Notas do Pinheiro

Jornalismo Analítico

segunda-feira, setembro 26, 2005

Colóquio lingüístico

WLADMIR ÁLVARO PINHEIRO JARDIM
SÃO PAULO

Peço licença ao meu amigo e colega jornalista Joaquim Ferreira dos Santos (Jornal O GLOBO) para mudar ligeiramente o rumo da prosa iniciada, na última Segunda-feira, em sua coluna pessoa física. Nela, Joaquim lamentava, com toda a paixão pela língua portuguesa, o último cacoete coloquial: “então, o que acontece”, não raro seguido de, argh, pontos de exclamação e interrogação.
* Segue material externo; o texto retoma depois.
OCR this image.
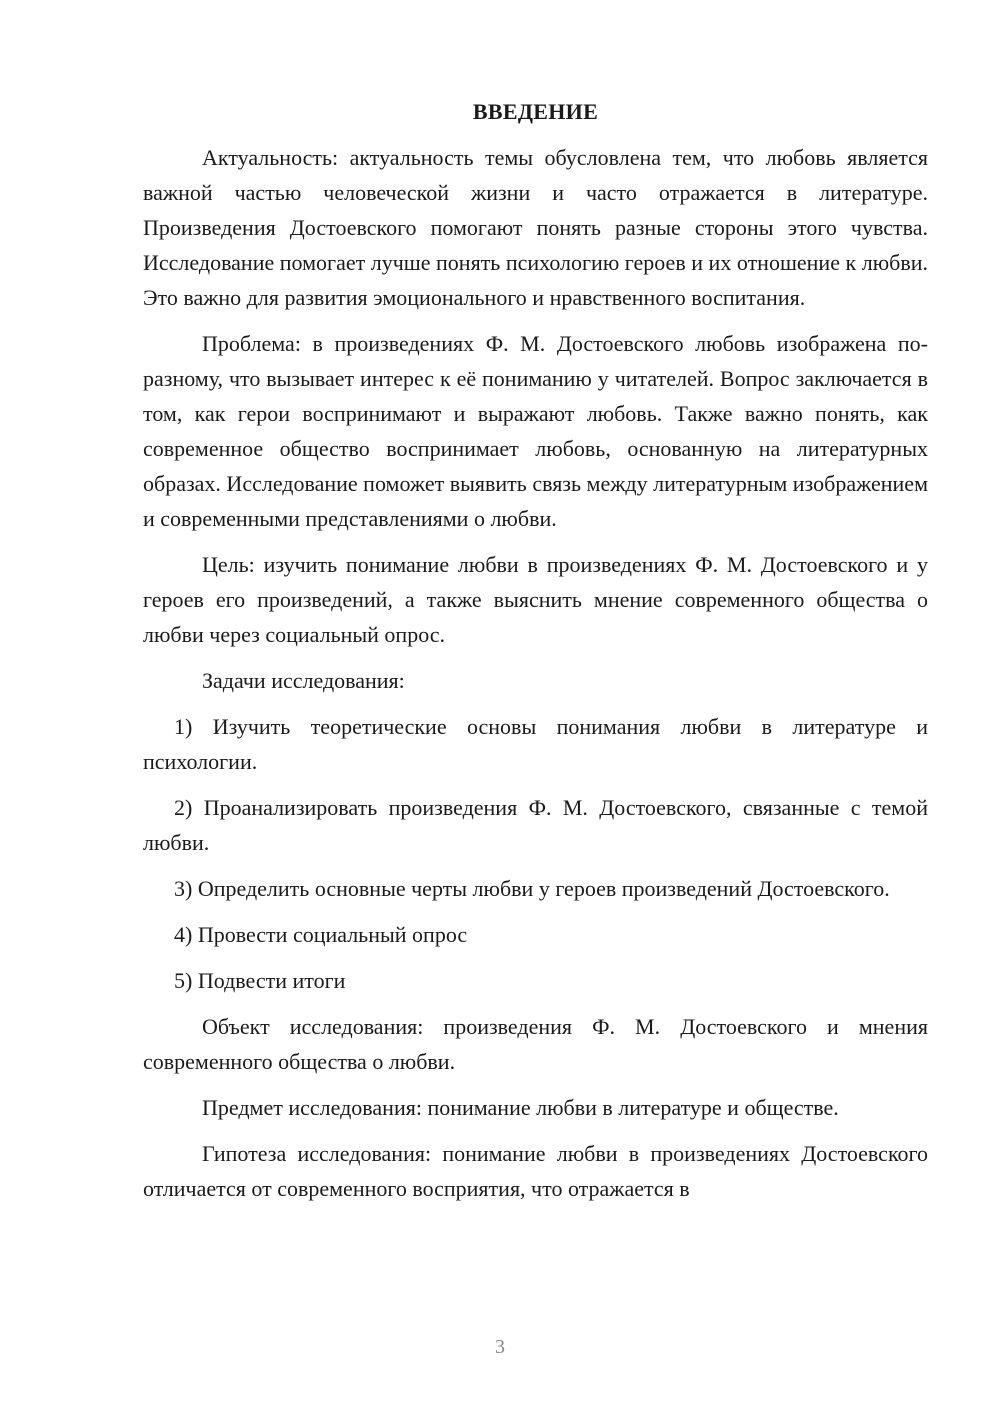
ВВЕДЕНИЕ

Актуальность: актуальность темы обусловлена тем, что любовь является важной частью человеческой жизни и часто отражается в литературе. Произведения Достоевского помогают понять разные стороны этого чувства. Исследование помогает лучше понять психологию героев и их отношение к любви. Это важно для развития эмоционального и нравственного воспитания.

Проблема: в произведениях Ф. М. Достоевского любовь изображена по-разному, что вызывает интерес к её пониманию у читателей. Вопрос заключается в том, как герои воспринимают и выражают любовь. Также важно понять, как современное общество воспринимает любовь, основанную на литературных образах. Исследование поможет выявить связь между литературным изображением и современными представлениями о любви.

Цель: изучить понимание любви в произведениях Ф. М. Достоевского и у героев его произведений, а также выяснить мнение современного общества о любви через социальный опрос.

Задачи исследования:

1) Изучить теоретические основы понимания любви в литературе и психологии.

2) Проанализировать произведения Ф. М. Достоевского, связанные с темой любви.

3) Определить основные черты любви у героев произведений Достоевского.

4) Провести социальный опрос

5) Подвести итоги

Объект исследования: произведения Ф. М. Достоевского и мнения современного общества о любви.

Предмет исследования: понимание любви в литературе и обществе.

Гипотеза исследования: понимание любви в произведениях Достоевского отличается от современного восприятия, что отражается в

3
O colega sacou que o uso de tal expressão trai, simultaneamente, pura e simples falta do que dizer, recurso para ganhar tempo, gancho retórico para prosseguir num assunto que só interessa ao seu emitente, um zero semântico. Assino embaixo. Gostaria de, cá do meu modesto canto nesta AGÊNCIA O GLOBO, acrescentar alguns palpites e chutes a título de colaboração.

Por amor ao bom português qualquer bom brasileiro apreciará a pérola que vai abaixo, de Ricardo Freire. Colhi-a ao acaso, publicada numa revista há quase dois anos.
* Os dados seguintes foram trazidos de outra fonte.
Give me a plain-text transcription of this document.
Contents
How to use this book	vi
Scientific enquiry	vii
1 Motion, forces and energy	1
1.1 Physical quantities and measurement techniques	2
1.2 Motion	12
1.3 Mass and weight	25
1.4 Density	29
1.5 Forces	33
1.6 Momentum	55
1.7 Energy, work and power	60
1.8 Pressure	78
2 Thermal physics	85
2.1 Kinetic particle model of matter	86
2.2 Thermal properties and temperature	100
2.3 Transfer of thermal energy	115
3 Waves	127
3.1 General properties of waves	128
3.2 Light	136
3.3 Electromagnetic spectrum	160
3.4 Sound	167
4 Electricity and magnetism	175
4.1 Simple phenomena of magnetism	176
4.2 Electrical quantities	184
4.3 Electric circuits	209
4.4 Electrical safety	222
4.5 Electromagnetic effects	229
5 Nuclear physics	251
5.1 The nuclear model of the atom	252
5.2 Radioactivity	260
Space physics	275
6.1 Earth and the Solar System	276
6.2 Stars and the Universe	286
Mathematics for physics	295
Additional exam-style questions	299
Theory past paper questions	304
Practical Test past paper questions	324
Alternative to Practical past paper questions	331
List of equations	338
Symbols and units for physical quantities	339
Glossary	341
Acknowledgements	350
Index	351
“Não, por favor, nem tente me disponibilizar alguma coisa, que eu não quero. Não aceito nada que pessoas, empresas ou organizações me disponibilizem. É questão de princípios. Se você me oferecer, me der, me vender, me emprestar, talvez eu venha a topar. Até mesmo se você tornar disponível, quem sabe, eu aceite. Mas, se você insistir em disponibilizar, nada feito.
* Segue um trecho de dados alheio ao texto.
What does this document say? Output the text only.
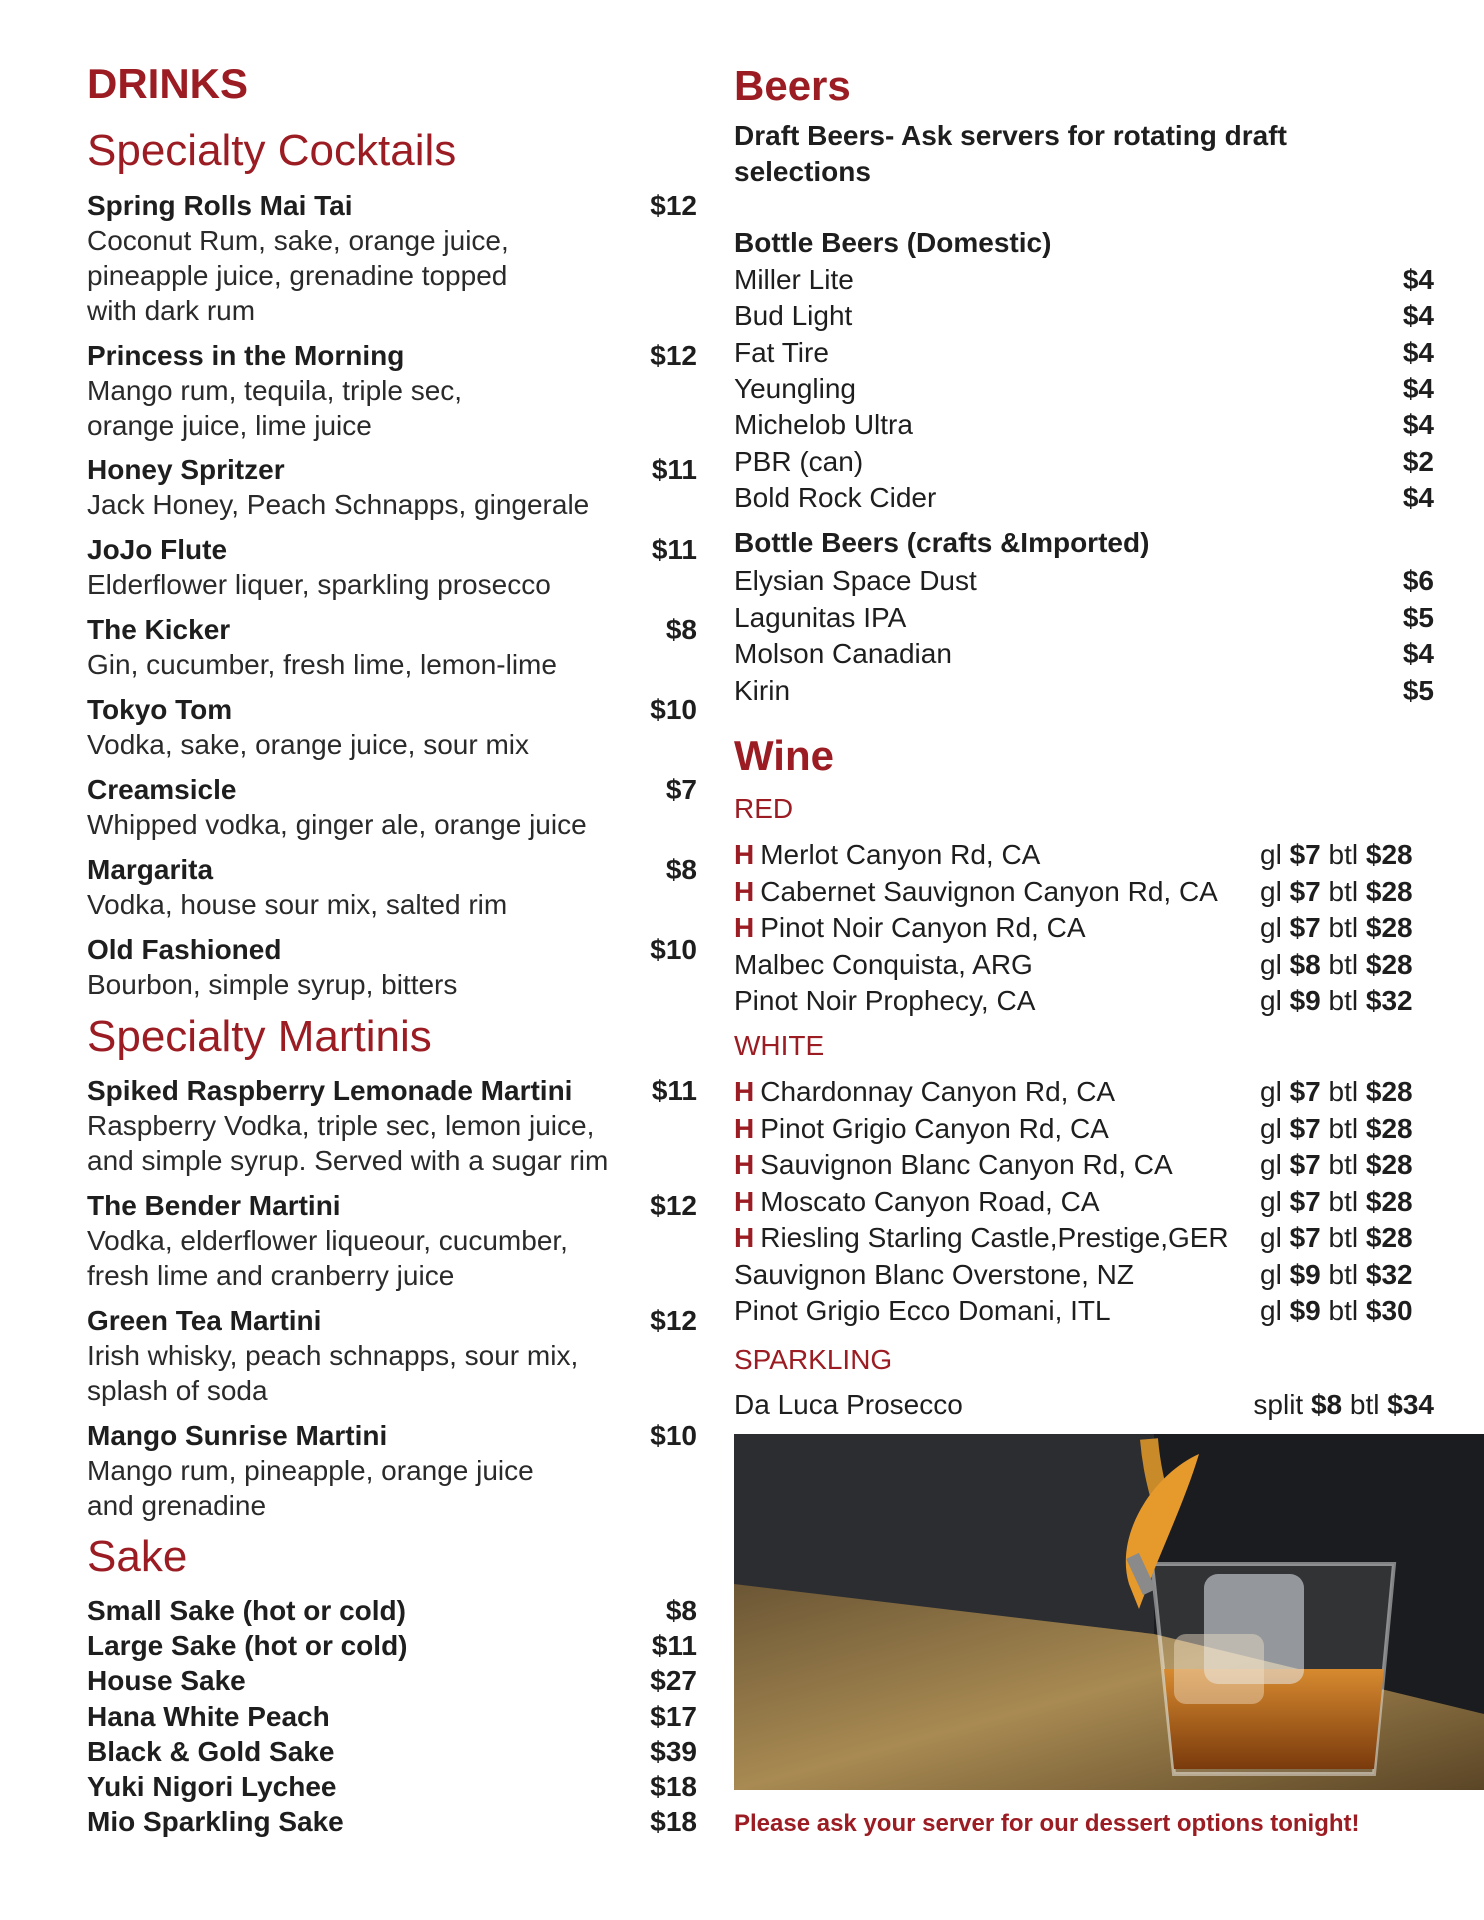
DRINKS
Specialty Cocktails
Spring Rolls Mai Tai	$12
Coconut Rum, sake, orange juice,
pineapple juice, grenadine topped
with dark rum
Princess in the Morning	$12
Mango rum, tequila, triple sec,
orange juice, lime juice
Honey Spritzer	$11
Jack Honey, Peach Schnapps, gingerale
JoJo Flute	$11
Elderflower liquer, sparkling prosecco
The Kicker	$8
Gin, cucumber, fresh lime, lemon-lime
Tokyo Tom	$10
Vodka, sake, orange juice, sour mix
Creamsicle	$7
Whipped vodka, ginger ale, orange juice
Margarita	$8
Vodka, house sour mix, salted rim
Old Fashioned	$10
Bourbon, simple syrup, bitters
Specialty Martinis
Spiked Raspberry Lemonade Martini	$11
Raspberry Vodka, triple sec, lemon juice,
and simple syrup. Served with a sugar rim
The Bender Martini	$12
Vodka, elderflower liqueour, cucumber,
fresh lime and cranberry juice
Green Tea Martini	$12
Irish whisky, peach schnapps, sour mix,
splash of soda
Mango Sunrise Martini	$10
Mango rum, pineapple, orange juice
and grenadine
Sake
Small Sake (hot or cold)	$8
Large Sake (hot or cold)	$11
House Sake	$27
Hana White Peach	$17
Black & Gold Sake	$39
Yuki Nigori Lychee	$18
Mio Sparkling Sake	$18
Beers
Draft Beers- Ask servers for rotating draft
selections
Bottle Beers (Domestic)
Miller Lite	$4
Bud Light	$4
Fat Tire	$4
Yeungling	$4
Michelob Ultra	$4
PBR (can)	$2
Bold Rock Cider	$4
Bottle Beers (crafts &Imported)
Elysian Space Dust	$6
Lagunitas IPA	$5
Molson Canadian	$4
Kirin	$5
Wine
RED
H Merlot Canyon Rd, CA	gl $7 btl $28
H Cabernet Sauvignon Canyon Rd, CA gl $7 btl $28
H Pinot Noir Canyon Rd, CA	gl $7 btl $28
Malbec Conquista, ARG	gl $8 btl $28
Pinot Noir Prophecy, CA	gl $9 btl $32
WHITE
H Chardonnay Canyon Rd, CA	gl $7 btl $28
H Pinot Grigio Canyon Rd, CA	gl $7 btl $28
H Sauvignon Blanc Canyon Rd, CA	gl $7 btl $28
H Moscato Canyon Road, CA	gl $7 btl $28
H Riesling Starling Castle,Prestige,GER gl $7 btl $28
Sauvignon Blanc Overstone, NZ	gl $9 btl $32
Pinot Grigio Ecco Domani, ITL	gl $9 btl $30
SPARKLING
Da Luca Prosecco	split $8 btl $34
Please ask your server for our dessert options tonight!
Caso você esteja contando comigo para operacionalizar algo, vou dizendo desde já: pode tirar seu cavalinho da chuva. Eu não operacionalizo nada para ninguém. Tampouco compactuo com quem operacionaliza. Se você quiser, eu monto, eu realizo, eu aplico, eu ponho em operação. Se você pedir com jeitinho, eu até implemento. Mas, operacionalizar, jamais. (....)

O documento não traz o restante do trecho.